Pular para o conteúdo
publicidade
Força Aérea Uruguaia | Foto: Reprodução/Redes Sociais
Edição 218

A ideologia prevalece perante a tragédia

Embora o governo do Rio Grande tenha sido amplamente favorável à presença da aviação militar uruguaia, a ajuda foi rejeitada pelo governo federal do Brasil

Gustavo Segré
Javier Bonilla
-

Não é preciso muito critério para saber que, em caso de enchentes e perante a necessidade de resgate de vítimas, existem algumas coisas que nunca sobram: comida, medicamentos, voluntários e lanchas. (Agregamos drones, capazes de sobrevoar as regiões atingidas em busca de quem ainda precise de resgate: humanos ou animais.)

O Estado do Rio Grande do Sul e o Uruguai compartilham quase 1,1 mil quilômetros de fronteira. Em sua maioria fronteiras secas e — fenômeno raro no mundo — com cidades geminadas, mesmo aquelas atravessadas por um curso de água, como Artigas/Quaraí. A expressão máxima dessa geminação fica na totalmente conurbada Rivera/Santana do Livramento, sem linha divisória perceptível. 

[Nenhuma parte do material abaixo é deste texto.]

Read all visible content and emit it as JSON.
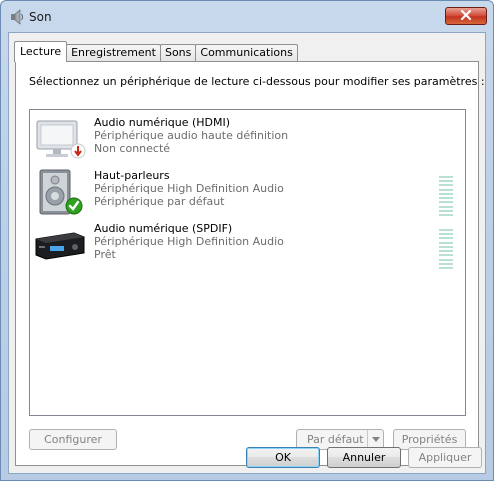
{
  "window": {
    "title": "Son",
    "icon": "speaker-icon",
    "close_icon": "close-icon"
  },
  "tabs": [
    {
      "label": "Lecture",
      "active": true
    },
    {
      "label": "Enregistrement",
      "active": false
    },
    {
      "label": "Sons",
      "active": false
    },
    {
      "label": "Communications",
      "active": false
    }
  ],
  "instruction": "Sélectionnez un périphérique de lecture ci-dessous pour modifier ses paramètres :",
  "devices": [
    {
      "name": "Audio numérique (HDMI)",
      "type": "Périphérique audio haute définition",
      "status": "Non connecté",
      "icon": "monitor-icon",
      "badge": "disconnected-badge-icon",
      "meter": false
    },
    {
      "name": "Haut-parleurs",
      "type": "Périphérique High Definition Audio",
      "status": "Périphérique par défaut",
      "icon": "speaker-icon",
      "badge": "default-check-icon",
      "meter": true
    },
    {
      "name": "Audio numérique (SPDIF)",
      "type": "Périphérique High Definition Audio",
      "status": "Prêt",
      "icon": "receiver-icon",
      "badge": "",
      "meter": true
    }
  ],
  "panel_buttons": {
    "configure": "Configurer",
    "set_default": "Par défaut",
    "properties": "Propriétés"
  },
  "dialog_buttons": {
    "ok": "OK",
    "cancel": "Annuler",
    "apply": "Appliquer"
  },
  "colors": {
    "accent": "#3c7fb1",
    "close": "#c13320",
    "check": "#2fa31f",
    "meter": "#b9e0d6"
  }
}
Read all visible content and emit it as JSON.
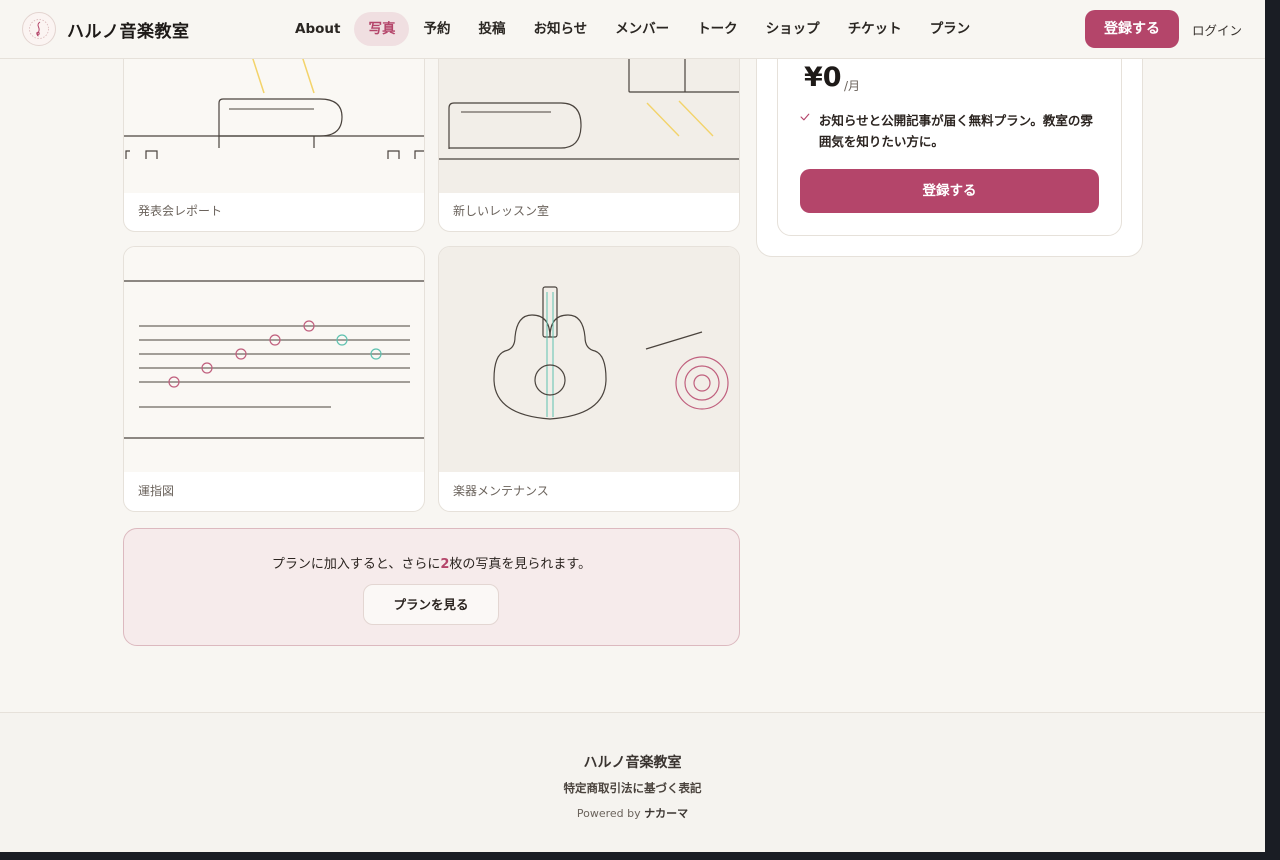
{
  "header": {
    "brand": "ハルノ音楽教室",
    "nav": [
      {
        "label": "About",
        "active": false
      },
      {
        "label": "写真",
        "active": true
      },
      {
        "label": "予約",
        "active": false
      },
      {
        "label": "投稿",
        "active": false
      },
      {
        "label": "お知らせ",
        "active": false
      },
      {
        "label": "メンバー",
        "active": false
      },
      {
        "label": "トーク",
        "active": false
      },
      {
        "label": "ショップ",
        "active": false
      },
      {
        "label": "チケット",
        "active": false
      },
      {
        "label": "プラン",
        "active": false
      }
    ],
    "register_label": "登録する",
    "login_label": "ログイン"
  },
  "photos": [
    {
      "caption": "発表会レポート"
    },
    {
      "caption": "新しいレッスン室"
    },
    {
      "caption": "運指図"
    },
    {
      "caption": "楽器メンテナンス"
    }
  ],
  "upsell": {
    "text_before": "プランに加入すると、さらに",
    "count": "2",
    "text_after": "枚の写真を見られます。",
    "button_label": "プランを見る"
  },
  "plan": {
    "price": "¥0",
    "price_unit": "/月",
    "feature": "お知らせと公開記事が届く無料プラン。教室の雰囲気を知りたい方に。",
    "button_label": "登録する"
  },
  "footer": {
    "name": "ハルノ音楽教室",
    "law_link": "特定商取引法に基づく表記",
    "powered_prefix": "Powered by",
    "powered_brand": "ナカーマ"
  },
  "colors": {
    "accent": "#b4456a",
    "background": "#f8f6f2",
    "teal": "#5fc2b0",
    "yellow": "#f3d36a"
  },
  "icons": [
    "music-note-logo-icon",
    "check-icon"
  ]
}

O bilinguismo, ou “portunhol”, domina a região. A única canção de amor dedicada às mulheres uruguaias é gaúcha e se chama Castelhana. As rádios também são mistas, sejam as antigas uruguaias anglo-saxônicas que chegam ao Porto de Rio Grande, sejam as brasileiras que chegam a quase todo o interior do Uruguai. Formam gostos musicais e até cantores uruguaios adotados como brasileiros, caso notório do Gaúcho da Fronteira, nascido como Heber Artigas, em Laureles, Tacuarembó.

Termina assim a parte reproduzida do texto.